The national discussions these days all seem to be chicken-and-egg arguments.
Right-wing: Social pathology causes poverty!
Left-wing: Poverty causes social pathology!
The real answer: This is a stupid question. Real life is much more complicated than that.
Aside from the vast oversimplification of complex dynamics, we all manage to not understand each other by engaging in what-is-it-really-about arguments.
Right-wing: It’s about religious freedom!
Left-wing: It’s about women’s health!
The real answer: Sorry, right-wing, it’s about women’s health, and the religious freedom card is a hefty load of codswallop.
Religious practice being a matter of personal values, beliefs, and behaviors, it should directly affect only the practitioner of said religion. There is only one realm in which anyone would think it appropriate for an employer’s religious issues to impact an employee’s health care, and that realm is the control of female reproduction.
Let me give an example.
Say there’s a medication, a treatment for cancer, that is made out of bacon. (What? Many people think that bacon has salutary properties.) If an individual is suffering from cancer, one might reasonably expect that their health insurance will cover the bacon meds.
Jews (some of them, anyway) don’t eat pork. It’s a biblical thing. Bacon is off limits. For Jews. But if an employee of Beth Schlomo Medical Center has cancer and needs the bacon pills, they will be covered by the Beth Schlomo health care plan. Should the Jews running Beth Schlomo be able to refuse coverage for bacon pills for a cancer-stricken employee, who may not even be Jewish?
Sure, the employees can pay for their own bacon pills, but the cost is high. They may have to skip the pills and rely on some less efficacious treatment.
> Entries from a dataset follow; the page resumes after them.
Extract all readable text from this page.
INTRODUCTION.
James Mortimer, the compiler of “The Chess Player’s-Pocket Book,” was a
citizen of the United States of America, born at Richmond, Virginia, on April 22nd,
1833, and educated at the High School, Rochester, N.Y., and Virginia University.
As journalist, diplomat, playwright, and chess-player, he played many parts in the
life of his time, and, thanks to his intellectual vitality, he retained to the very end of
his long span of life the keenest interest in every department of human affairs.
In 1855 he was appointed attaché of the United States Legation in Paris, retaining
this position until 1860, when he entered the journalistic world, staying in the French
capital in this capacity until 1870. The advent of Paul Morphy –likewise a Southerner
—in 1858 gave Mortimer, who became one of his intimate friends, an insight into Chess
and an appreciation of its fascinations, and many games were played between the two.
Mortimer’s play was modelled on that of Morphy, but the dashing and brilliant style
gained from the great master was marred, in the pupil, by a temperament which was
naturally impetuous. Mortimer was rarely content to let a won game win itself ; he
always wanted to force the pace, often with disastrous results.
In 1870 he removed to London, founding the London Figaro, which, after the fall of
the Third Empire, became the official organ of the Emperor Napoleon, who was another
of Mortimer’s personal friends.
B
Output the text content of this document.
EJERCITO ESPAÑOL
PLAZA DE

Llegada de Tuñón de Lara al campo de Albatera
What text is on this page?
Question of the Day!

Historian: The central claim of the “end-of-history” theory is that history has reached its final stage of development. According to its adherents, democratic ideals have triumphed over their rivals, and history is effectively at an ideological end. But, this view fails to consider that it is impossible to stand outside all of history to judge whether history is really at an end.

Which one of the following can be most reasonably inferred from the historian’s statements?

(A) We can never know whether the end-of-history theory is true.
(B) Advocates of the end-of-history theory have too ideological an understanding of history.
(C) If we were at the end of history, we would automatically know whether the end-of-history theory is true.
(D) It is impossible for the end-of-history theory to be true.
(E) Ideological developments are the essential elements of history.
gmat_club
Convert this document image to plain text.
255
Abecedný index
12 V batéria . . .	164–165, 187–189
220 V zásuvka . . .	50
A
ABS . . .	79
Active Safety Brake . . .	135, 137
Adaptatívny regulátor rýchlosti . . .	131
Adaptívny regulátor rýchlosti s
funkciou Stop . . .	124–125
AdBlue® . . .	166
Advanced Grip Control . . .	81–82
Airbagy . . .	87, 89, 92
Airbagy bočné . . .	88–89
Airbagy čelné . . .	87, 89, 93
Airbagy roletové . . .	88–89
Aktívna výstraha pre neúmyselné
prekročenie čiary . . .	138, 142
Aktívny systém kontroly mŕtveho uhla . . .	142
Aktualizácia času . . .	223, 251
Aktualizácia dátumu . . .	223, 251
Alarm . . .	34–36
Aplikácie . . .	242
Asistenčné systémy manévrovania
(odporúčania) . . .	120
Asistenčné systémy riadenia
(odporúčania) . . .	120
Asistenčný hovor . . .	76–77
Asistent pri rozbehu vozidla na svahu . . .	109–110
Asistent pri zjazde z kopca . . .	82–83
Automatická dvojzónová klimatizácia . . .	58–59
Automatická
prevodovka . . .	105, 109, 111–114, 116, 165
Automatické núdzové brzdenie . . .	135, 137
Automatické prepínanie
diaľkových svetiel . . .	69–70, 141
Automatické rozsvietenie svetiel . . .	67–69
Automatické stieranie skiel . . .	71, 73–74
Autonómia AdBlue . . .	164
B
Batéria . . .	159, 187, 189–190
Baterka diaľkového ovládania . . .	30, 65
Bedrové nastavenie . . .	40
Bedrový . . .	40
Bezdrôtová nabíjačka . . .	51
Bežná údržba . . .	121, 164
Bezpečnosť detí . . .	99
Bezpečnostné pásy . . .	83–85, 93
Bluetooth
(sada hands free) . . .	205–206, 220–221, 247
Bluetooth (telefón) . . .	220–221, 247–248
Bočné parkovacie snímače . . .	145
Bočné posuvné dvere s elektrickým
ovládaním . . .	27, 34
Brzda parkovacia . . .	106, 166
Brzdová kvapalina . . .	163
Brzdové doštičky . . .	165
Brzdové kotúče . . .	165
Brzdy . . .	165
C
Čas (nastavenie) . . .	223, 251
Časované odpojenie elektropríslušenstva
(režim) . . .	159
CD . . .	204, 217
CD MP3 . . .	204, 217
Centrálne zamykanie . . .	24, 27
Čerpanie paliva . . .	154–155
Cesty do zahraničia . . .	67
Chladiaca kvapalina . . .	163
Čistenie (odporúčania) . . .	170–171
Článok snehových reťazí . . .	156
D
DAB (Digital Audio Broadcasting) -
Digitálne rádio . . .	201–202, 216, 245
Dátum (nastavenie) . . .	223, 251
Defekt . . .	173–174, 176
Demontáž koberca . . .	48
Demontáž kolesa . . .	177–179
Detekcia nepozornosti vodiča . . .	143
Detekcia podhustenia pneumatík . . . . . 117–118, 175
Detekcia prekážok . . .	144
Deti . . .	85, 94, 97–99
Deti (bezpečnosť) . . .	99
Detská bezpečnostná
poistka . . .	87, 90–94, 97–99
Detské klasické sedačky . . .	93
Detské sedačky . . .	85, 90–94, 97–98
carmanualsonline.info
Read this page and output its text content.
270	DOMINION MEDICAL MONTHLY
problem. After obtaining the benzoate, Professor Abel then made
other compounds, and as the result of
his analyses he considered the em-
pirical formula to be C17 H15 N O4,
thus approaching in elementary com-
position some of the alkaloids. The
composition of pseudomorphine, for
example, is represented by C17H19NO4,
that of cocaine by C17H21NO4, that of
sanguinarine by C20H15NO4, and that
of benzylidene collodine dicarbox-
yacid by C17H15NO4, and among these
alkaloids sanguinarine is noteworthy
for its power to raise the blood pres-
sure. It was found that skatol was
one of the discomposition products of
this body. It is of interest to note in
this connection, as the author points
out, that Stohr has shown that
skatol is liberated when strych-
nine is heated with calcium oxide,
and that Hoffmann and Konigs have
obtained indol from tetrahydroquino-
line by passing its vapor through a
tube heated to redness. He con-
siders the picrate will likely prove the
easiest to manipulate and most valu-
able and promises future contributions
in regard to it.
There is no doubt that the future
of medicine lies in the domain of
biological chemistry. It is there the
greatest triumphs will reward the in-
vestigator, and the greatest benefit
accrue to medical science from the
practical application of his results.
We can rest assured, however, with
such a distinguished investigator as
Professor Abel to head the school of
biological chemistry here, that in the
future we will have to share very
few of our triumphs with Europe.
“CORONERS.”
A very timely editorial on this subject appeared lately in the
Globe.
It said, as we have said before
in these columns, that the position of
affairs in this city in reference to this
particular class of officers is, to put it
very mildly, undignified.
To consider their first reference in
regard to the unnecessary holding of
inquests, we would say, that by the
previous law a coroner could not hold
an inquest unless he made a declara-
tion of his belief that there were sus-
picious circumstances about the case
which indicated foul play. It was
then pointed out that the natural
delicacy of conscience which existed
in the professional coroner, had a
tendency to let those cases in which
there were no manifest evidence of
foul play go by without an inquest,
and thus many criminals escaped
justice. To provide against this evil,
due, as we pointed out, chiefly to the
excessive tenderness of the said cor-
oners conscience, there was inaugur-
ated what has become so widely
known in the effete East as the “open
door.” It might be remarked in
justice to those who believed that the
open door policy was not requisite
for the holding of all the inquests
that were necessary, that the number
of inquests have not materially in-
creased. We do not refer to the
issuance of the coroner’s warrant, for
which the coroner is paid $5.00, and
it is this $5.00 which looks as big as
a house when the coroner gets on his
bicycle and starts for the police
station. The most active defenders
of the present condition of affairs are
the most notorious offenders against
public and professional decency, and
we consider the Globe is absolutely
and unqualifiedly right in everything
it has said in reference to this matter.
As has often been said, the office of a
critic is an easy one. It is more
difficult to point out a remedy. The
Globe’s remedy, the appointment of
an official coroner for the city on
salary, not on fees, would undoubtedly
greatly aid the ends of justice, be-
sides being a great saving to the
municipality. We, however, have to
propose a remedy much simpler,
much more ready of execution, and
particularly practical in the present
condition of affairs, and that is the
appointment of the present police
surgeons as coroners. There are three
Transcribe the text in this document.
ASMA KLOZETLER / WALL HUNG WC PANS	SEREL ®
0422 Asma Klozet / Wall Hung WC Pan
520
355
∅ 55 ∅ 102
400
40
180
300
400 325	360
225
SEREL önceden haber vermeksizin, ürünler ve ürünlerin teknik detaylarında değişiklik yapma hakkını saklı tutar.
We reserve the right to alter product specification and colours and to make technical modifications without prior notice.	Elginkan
And in any case, why should their health coverage be subject to the whims of their employer’s whacky religious issues?
We will never have an argument about this, because it will never happen. Jewish employers would not refuse to cover bacon pills. Seventh Day Adventist employers do not refuse to cover blood transfusions. Christian Scientist employers do not refuse to provide health insurance at all.
Birth control is basic, critically necessary care. Of course it should be covered. It has zip to do with religious freedom. The Catholics who own Saint Mary Margaret Paul Health Care Center are free to not use it (though most Catholics actually do use it). They are not free to foist their whacky religious issues on their employees and refuse to cover basic care in their health plans.
Why are we even having this conversation? Because we, as a culture, still think that wise, godly men ought to decide how women manage their reproductive lives. We, as a culture, still don’t want women running around having sex just because they want to. We, as a culture, still don’t really think women ought to want to have sex at all. We, as a culture, still want to use female sexuality as a tool to manage male behavior. And indeed, men’s behavior has gotten worse since women abdicated their responsibility to manage it for them.
Are you following me? Are my leaps too long? Let me break it down further.
· Anyone can claim any nonsense as a religious belief.
· You have to follow the usual rules in spite of your religious nonsense.
· Except where sex in involved.
· Because women having sex without patriarchal permission is the root of all evil.
Of course, sex is what the social pathology argument noted above is about, too. More about that another day.